Professor Luke O'Neill has said COVID-19 vaccines should still protect people against the so-called Indian variant of the virus.
He told Pat Kenny: "The evidence got a bit better last week that the vaccines should still protect against severe disease with that one.
"Confidence is growing now that the current vaccines should work against variants in terms of stopping the disease progressing.
"And there was evidence - it's lab-based evidence, it's still not fully known - but the evidence did suggest that you will make anti-bodies with the vaccine that should be able to limit the Indian one.
"So that gives us a bit more hope."
Three cases of the coronavirus variant first identified in India were detected in Ireland back in April.
The B.1.617 was first identified in the Maharashtra region of India earlier this year, and now accounts for around 60% of cases there.
On potential booster shots in the future, after the vaccine, Prof O'Neill said this is also being considered.
"It makes sense now to think 'When are we going to need booster shots?' if they're necessary at all.
"And all the companies are now looking at this closely, and they're kind of projecting a year out - is one possibility - that we may give boosters.

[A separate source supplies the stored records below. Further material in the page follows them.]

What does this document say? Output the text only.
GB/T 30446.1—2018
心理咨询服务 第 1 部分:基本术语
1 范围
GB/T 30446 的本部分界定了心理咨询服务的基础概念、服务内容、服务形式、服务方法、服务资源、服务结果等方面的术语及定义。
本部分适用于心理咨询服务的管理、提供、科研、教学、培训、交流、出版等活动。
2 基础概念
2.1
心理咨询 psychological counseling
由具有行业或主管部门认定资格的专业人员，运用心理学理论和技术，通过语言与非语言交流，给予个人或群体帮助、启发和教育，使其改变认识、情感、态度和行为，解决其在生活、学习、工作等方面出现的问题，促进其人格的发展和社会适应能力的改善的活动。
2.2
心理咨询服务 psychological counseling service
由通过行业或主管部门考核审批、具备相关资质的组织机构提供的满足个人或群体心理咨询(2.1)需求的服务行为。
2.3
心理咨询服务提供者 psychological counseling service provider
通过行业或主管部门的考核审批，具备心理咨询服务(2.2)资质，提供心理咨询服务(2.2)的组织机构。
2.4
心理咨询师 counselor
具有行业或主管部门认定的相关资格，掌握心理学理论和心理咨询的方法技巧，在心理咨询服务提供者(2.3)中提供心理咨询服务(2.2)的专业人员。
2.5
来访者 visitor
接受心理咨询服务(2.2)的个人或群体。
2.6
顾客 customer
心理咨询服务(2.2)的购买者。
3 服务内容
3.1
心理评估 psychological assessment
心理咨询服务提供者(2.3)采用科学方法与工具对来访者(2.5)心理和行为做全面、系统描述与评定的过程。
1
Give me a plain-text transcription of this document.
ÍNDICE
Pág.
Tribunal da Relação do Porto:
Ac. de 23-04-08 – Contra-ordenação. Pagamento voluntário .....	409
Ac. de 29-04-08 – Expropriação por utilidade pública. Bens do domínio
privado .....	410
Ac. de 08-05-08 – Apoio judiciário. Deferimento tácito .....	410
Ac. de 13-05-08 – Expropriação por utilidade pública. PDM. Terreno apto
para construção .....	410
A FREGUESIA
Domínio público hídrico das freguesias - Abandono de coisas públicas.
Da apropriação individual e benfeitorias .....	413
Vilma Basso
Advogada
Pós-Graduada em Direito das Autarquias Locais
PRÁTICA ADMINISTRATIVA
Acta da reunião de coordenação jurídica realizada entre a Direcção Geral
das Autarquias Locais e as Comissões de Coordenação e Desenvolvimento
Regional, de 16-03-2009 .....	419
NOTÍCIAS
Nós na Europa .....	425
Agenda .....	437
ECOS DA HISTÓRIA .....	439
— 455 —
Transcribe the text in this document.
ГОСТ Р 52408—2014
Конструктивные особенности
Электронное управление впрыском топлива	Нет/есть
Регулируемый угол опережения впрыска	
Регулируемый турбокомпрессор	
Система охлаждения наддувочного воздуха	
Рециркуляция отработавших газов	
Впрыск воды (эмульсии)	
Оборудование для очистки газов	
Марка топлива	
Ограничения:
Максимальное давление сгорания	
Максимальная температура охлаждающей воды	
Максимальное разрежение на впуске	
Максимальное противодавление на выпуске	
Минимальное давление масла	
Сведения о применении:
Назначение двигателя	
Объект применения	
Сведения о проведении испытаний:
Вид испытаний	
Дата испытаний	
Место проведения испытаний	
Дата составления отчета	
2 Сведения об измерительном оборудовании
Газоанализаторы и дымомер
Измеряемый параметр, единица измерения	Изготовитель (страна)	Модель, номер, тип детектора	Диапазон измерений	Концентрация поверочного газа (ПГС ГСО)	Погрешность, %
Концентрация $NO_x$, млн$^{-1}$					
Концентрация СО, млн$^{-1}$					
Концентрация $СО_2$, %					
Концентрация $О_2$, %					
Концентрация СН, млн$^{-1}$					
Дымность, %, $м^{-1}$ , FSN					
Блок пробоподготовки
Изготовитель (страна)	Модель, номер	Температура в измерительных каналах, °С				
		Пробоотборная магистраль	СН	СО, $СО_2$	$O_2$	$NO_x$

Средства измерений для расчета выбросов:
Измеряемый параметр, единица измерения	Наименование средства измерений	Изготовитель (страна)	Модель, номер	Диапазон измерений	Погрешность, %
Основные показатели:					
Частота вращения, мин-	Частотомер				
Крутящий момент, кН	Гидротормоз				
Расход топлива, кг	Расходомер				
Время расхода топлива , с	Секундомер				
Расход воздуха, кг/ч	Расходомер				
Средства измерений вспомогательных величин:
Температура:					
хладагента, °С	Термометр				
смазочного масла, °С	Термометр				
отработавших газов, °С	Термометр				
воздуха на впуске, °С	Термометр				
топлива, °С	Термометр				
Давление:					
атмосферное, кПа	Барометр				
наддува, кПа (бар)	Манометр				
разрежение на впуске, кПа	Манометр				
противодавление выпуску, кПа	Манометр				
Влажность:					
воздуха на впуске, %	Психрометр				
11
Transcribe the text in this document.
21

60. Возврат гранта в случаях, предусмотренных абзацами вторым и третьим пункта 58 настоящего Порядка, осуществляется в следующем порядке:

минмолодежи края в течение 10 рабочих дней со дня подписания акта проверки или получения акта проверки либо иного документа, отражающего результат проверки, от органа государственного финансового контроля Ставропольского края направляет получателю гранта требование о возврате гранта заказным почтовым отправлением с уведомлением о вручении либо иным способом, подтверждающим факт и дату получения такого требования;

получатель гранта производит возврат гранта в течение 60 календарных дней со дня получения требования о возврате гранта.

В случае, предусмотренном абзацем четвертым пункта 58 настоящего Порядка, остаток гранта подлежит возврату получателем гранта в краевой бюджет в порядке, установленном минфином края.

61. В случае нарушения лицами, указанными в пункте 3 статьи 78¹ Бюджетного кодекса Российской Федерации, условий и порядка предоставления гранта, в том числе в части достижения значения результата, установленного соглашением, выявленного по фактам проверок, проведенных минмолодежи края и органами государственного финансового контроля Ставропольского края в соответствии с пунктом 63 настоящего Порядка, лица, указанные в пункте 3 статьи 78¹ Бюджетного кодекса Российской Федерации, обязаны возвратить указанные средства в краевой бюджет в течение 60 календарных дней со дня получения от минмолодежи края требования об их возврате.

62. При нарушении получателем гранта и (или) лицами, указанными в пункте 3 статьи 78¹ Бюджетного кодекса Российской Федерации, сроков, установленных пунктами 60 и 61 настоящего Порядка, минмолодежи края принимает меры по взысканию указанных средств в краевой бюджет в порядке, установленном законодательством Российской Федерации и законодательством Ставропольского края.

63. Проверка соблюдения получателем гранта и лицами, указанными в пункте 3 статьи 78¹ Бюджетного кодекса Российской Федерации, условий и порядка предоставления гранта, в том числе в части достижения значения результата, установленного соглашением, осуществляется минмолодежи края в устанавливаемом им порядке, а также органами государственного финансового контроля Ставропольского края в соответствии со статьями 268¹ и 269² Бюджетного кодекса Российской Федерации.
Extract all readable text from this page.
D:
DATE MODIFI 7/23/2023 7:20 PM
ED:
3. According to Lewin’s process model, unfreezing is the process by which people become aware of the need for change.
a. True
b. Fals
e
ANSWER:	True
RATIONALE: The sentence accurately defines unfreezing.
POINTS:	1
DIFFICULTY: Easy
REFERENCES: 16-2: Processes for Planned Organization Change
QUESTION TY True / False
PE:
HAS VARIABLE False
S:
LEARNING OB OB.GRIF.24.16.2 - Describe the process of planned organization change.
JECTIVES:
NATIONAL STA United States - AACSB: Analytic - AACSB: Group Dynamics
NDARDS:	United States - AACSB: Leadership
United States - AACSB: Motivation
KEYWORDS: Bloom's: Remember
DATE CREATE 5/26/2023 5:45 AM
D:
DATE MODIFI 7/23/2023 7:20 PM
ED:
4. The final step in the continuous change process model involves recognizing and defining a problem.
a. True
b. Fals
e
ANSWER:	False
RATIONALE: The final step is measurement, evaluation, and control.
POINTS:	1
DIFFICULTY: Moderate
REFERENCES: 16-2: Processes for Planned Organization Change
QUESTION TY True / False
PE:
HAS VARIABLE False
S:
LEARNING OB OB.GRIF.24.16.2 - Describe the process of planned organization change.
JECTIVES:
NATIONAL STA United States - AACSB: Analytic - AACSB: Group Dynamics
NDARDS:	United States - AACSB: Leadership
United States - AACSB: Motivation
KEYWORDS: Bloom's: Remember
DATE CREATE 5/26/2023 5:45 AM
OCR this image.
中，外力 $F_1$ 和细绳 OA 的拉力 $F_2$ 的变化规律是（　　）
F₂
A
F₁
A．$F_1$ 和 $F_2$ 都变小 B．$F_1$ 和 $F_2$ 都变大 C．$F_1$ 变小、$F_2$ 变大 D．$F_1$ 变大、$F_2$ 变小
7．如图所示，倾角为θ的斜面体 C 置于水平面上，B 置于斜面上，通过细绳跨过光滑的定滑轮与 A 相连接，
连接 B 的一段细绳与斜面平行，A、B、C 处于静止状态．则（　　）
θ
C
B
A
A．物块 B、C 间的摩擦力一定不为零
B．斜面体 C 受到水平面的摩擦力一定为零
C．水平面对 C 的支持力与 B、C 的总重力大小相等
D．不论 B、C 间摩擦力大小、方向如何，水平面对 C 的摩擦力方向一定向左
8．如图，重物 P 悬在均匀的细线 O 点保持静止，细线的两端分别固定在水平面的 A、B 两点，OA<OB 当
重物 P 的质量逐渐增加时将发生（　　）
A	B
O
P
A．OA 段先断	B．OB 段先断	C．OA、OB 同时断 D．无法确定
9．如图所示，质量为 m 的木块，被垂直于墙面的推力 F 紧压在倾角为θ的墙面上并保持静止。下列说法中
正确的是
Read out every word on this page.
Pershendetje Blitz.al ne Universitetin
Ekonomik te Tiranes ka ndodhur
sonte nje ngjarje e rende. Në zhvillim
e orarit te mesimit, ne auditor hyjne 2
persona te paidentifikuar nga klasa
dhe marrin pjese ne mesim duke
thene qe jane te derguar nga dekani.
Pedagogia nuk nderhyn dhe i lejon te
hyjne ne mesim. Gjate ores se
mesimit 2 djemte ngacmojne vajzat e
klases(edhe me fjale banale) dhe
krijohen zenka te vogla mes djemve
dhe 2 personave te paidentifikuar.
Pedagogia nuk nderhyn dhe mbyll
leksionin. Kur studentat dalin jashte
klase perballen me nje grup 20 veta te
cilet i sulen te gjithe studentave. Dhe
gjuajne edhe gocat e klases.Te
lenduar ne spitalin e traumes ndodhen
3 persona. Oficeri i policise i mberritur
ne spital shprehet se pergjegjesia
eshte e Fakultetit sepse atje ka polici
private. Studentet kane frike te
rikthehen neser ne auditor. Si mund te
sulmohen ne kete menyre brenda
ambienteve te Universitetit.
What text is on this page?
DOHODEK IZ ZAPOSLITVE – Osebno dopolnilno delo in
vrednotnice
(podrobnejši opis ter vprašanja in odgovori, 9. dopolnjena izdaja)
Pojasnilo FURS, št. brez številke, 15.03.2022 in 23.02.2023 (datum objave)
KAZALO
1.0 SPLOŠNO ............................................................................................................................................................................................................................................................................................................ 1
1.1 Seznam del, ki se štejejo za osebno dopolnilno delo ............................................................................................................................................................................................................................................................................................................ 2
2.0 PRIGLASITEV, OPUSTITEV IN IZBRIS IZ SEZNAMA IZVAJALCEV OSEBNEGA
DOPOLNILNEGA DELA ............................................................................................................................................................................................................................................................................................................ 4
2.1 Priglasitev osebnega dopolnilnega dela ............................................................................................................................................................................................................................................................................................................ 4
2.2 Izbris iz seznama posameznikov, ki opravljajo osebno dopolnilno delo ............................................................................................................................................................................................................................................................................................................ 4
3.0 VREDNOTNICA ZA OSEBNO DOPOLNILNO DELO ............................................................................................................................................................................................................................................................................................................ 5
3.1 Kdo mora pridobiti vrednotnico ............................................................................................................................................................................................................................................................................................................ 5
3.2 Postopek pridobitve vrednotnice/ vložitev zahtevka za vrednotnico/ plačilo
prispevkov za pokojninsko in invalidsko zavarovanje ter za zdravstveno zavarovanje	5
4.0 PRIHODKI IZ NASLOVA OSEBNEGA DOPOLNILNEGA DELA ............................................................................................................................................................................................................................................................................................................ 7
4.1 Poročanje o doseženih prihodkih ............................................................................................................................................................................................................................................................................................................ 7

"It'll be people in the vulnerable, older categories who'll be given the boosters, not everybody... like the flu vaccine, in a way.
He said such triggers for a booster campaign could be increased hospitalisations from the virus for fully vaccinated people.
But he explained that the need for boosters is still being debated.
"The evidence is quite good, these vaccines are working for months and months remember - they're getting more and more data that immunity is persisting beyond, say, nine months which is what we want.
"If it turns out that the first two shots of any of the vaccines... they may well give one, two, three years protection - we still don't know yet.
"Just look at the numbers; it'll be a numbers game if there's increased people getting ill, I suppose."
He added: "Another reason to vaccinate, to do a booster, is to stop more variants coming up.
"If the vaccines begin to wane, there's a risk then of another variant emerging in people... so all these things are still being looked at very closely".
It comes as further restrictions ease across Ireland, with the re-opening of non-essential retail.
While the government in England has also pushed ahead with the latest lifting of lockdown restrictions - despite growing concerns over the possible impact of the Indian variant there.
More than 1,300 cases of the Indian variant - which is judged to be more transmissible than the Kent variant that drove the UK's deadly second wave of infections during the winter - have so far been found in Britain.